I have used meditation in the past couple of years to provide mental clarity, physical stretching, and emotional peace. However, this month I am going to exploit it for psychological purposes in addition to the other benefits. First off, I am defining the mind here as the ability for rational thought and the psyche as the central force from which humans derive meaning and dictate behavior.
I have been trying to keep this blog lighter, so I won’t go into all the philosophical musings I have had of late on this topic. Suffice it to say, from my experience alone, I believe meditation is the most reliable, powerful, and easiest source of focus, inspiration, and drive. Unfortunately, though I try to meditate a little every day, I have severely underused this technique, especially in times of depression, either from physical pain or a perceived failure.
This month (and the next), the challenge is to make meditation the default response to any type of depression, confusion, or anxiety I find myself experiencing. Here are the flawed responses I usually have to these feelings:
- Deep thinking. This almost never is the right response in the moment. There is never an easy answer to the problem or depression I am facing, so thinking about it more and looking for a solution in this way is usually counterproductive.
- Sleep.
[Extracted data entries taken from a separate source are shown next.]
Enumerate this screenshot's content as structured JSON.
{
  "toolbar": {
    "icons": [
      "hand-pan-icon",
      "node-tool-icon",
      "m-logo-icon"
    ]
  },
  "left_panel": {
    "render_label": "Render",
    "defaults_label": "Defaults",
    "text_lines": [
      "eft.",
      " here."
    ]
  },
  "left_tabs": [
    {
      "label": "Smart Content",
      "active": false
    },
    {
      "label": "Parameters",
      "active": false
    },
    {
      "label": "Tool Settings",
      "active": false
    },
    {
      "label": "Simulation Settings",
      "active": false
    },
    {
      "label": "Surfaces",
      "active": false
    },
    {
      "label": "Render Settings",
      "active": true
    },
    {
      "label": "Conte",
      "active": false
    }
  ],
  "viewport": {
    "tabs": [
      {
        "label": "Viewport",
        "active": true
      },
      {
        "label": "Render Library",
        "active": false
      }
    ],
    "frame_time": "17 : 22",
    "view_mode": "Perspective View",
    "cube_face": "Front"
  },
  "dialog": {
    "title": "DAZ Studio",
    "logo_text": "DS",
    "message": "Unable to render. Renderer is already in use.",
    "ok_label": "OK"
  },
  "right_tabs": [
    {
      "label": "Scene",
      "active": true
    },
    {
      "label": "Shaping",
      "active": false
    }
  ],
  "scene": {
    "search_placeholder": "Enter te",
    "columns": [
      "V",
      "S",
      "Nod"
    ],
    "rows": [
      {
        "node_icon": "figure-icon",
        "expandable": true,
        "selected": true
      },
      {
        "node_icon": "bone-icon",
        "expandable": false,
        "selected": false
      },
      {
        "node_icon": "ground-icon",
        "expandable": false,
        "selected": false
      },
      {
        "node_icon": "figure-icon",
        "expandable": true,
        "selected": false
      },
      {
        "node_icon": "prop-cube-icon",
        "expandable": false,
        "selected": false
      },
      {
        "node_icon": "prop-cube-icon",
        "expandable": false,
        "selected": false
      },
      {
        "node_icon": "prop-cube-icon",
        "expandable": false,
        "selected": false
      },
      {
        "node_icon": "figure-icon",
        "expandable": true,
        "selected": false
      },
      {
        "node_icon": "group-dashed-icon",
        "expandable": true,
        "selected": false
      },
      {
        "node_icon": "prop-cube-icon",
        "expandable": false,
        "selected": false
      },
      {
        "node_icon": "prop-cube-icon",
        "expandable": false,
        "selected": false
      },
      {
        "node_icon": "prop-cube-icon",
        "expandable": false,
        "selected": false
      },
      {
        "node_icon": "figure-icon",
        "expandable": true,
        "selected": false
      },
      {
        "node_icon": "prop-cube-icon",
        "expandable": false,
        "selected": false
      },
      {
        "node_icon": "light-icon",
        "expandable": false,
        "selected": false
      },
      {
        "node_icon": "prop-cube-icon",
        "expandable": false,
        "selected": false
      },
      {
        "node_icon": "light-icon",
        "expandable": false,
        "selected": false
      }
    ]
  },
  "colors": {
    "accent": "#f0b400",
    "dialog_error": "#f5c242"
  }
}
A short nap can be a great thing, and one I advocate for here. However, a short nap can easily turn into a long nap and what ends up is just wasting a bunch of time which just makes me feel even worse about myself.
- Getting busy. Distracting myself from what is bothering me isn’t always a bad idea. However, if this is all that is done, then when I run out of urgent projects, then I will be sunk. This is not a good position in which to find myself.
- Talking to someone. Hashing out my feelings to someone is usually a good thing. The only problem with this is that you cannot always do so on demand. Maybe you cannot get a hold of someone at the precise moment you need them or maybe it would not be courteous to them to just dump all your problems on them.
This month, the goal is to not think, sleep, occupy myself with projects, or even talk to someone in those moments of psychological distress. Instead, I will do a meditation session for 5-10 minutes. After this time, the sky is the limit as far as what type of response I will have next. I have great hopes for this experiment and will let everyone know what I learned and what I will incorporate into my lifestyle from now on once I finish the challenge.